Metrics on this structure have not changed

Request

RunAnalysis(
  {
    "trial_range": [1, 10000],
    "reference": {
      "id": 100,
      "revision": 100,
    }
    "distribution_metrics": {
      "aggregation": "AEP",
      "windows": [{"min": 0.0, "max": 1.0}]  // Expected loss or AAL
    }
  }
)

Response

2000000

“Pinned” references

In this case, the network and its elements will all use specific revisions for every element reference (a.k.a. pinned references).
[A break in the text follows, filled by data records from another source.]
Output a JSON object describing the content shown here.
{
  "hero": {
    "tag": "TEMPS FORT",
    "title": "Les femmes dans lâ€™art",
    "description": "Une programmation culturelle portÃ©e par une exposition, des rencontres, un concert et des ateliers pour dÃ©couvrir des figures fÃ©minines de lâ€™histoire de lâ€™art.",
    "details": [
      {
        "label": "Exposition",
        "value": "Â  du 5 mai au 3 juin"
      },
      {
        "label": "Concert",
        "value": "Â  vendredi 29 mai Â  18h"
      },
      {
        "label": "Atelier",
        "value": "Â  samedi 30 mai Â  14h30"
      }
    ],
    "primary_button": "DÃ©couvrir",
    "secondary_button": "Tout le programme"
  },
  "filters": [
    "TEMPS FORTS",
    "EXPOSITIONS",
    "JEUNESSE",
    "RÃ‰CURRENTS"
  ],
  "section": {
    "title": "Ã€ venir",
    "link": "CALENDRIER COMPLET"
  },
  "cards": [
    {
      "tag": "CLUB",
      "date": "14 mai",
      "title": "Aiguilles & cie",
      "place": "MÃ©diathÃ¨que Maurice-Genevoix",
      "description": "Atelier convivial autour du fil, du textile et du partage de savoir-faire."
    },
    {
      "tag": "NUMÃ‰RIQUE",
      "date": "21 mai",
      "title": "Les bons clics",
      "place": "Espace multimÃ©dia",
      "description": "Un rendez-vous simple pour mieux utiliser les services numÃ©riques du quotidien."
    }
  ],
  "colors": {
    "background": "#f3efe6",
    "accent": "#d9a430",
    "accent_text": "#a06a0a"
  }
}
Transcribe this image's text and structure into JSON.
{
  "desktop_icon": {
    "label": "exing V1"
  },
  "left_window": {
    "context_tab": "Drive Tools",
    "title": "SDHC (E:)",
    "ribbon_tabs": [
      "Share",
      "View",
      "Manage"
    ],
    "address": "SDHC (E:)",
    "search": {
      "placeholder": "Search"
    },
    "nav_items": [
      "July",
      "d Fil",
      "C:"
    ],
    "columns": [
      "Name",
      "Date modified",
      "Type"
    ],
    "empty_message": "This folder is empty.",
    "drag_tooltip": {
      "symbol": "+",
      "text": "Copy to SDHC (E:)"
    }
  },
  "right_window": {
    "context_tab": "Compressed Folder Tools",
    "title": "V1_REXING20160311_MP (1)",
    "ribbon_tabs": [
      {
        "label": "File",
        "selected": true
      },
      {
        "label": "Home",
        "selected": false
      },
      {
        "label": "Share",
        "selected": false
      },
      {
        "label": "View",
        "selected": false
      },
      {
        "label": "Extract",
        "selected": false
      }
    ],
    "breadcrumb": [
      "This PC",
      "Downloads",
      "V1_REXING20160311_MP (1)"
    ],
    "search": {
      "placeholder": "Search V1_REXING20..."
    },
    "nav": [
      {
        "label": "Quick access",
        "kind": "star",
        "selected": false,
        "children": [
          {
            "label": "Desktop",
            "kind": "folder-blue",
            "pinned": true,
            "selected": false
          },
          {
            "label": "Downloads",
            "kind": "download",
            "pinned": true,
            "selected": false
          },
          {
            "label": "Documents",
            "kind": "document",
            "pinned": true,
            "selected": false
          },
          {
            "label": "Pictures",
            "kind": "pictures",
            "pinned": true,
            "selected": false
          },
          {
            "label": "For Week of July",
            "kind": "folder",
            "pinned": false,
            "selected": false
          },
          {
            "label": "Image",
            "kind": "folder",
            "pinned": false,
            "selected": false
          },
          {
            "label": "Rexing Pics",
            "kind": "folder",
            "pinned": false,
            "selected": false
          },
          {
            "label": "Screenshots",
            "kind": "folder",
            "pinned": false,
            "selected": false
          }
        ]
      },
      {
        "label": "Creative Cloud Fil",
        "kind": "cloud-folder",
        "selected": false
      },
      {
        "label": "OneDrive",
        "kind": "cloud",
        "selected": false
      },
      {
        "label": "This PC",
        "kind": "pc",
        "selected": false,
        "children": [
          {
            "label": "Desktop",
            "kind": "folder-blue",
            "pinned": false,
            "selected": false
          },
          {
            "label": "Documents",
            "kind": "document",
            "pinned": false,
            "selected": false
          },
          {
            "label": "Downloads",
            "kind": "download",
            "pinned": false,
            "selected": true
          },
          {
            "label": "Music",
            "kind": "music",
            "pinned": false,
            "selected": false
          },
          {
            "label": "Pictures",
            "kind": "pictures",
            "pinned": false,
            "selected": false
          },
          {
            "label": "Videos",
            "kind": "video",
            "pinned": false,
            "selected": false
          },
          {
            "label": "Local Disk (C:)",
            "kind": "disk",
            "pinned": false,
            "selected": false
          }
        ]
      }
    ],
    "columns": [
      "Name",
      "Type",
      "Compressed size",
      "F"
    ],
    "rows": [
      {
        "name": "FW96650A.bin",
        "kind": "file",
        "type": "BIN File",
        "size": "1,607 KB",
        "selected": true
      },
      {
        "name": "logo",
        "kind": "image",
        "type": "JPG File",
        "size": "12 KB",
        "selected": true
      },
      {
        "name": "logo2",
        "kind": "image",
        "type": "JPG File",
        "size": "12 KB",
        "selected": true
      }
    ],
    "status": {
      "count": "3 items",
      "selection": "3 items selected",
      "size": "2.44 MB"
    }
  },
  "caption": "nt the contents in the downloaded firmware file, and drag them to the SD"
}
The difference from the previous example is that the deletions are no longer observable in the elements of the Network, because the revisions referenced by the Network are fixed.

digraph G { graph [ fontname="Courier", fontsize=12]; node [ shape=rect, fontname="Courier", fontcolor=blue, fontsize=10, margin=0.1]; edge [ fontname="Courier", fontcolor=blue, fontsize=8]; layer1 [label="name: Layer1\lid: 1\lrevision: 1\l"]; layer2 [label="name: Layer2\lid: 2\lrevision: 2\l"]; layer3 [label="name: Layer2\lid: 3\lrevision: 3\l"]; portfolio [label="name: 2022 Rollup\lid: 4\lrevision: 4\l"]; layer1 -> portfolio [label="id: 5\lrevision:5\l"]; layer2 -> portfolio [label="id: 6\lrevision:6\l"]; layer3 -> portfolio [label="id: 7\lrevision:7\l"]; }

Request

CreateNetwork(
  links=[
    {
      "id": 4,
      "revision": 4
    }, {
      "id": 6,
      "revision": 6
    }, {
      "id": 7,
      "revision": 7
    },
  ],
  nodes=[
    {
      "id": 1,
      "revision": 1
    },
    {
      "id": 2,
      "revision": 2
    },
    {
      "id": 3,
      "revision": 3
    },
    {
      "id": 4,
      "revision": 4
    }
  ]
)

Response

{
  "id": 200,
  "revision": 200
}

Again, delete one of the elements:

Request

DeleteNode(
  reference={
    "id": 1
  }
)

Inspecting the result using ReadNetwork(id=200) (result pictured):

digraph G { graph [ fontname="Courier", fontsize=12]; node [ shape=rect, fontname="Courier", fontcolor=blue, fontsize=10, margin=0.1]; edge [ fontname="Courier", fontcolor=blue, fontsize=8]; layer1 [label="name: Layer1\lid: 1\lrevision: 1\l"]; layer2 [label="name: Layer2\lid: 2\lrevision: 2\l"]; layer3 [label="name: Layer2\lid: 3\lrevision: 3\l"]; portfolio [label="name: 2022 Rollup\lid: 4\lrevision: 4\l"]; layer1 -> portfolio [label="id: 5\lrevision: 5\l"]; layer2 -> portfolio [label="id: 6\lrevision: 6\l"]; layer3 -> portfolio [label="id: 7\lrevision: 7\l"]; }

The elements visible via the Network have not changed, because it was created with references to specific revisions of those elements.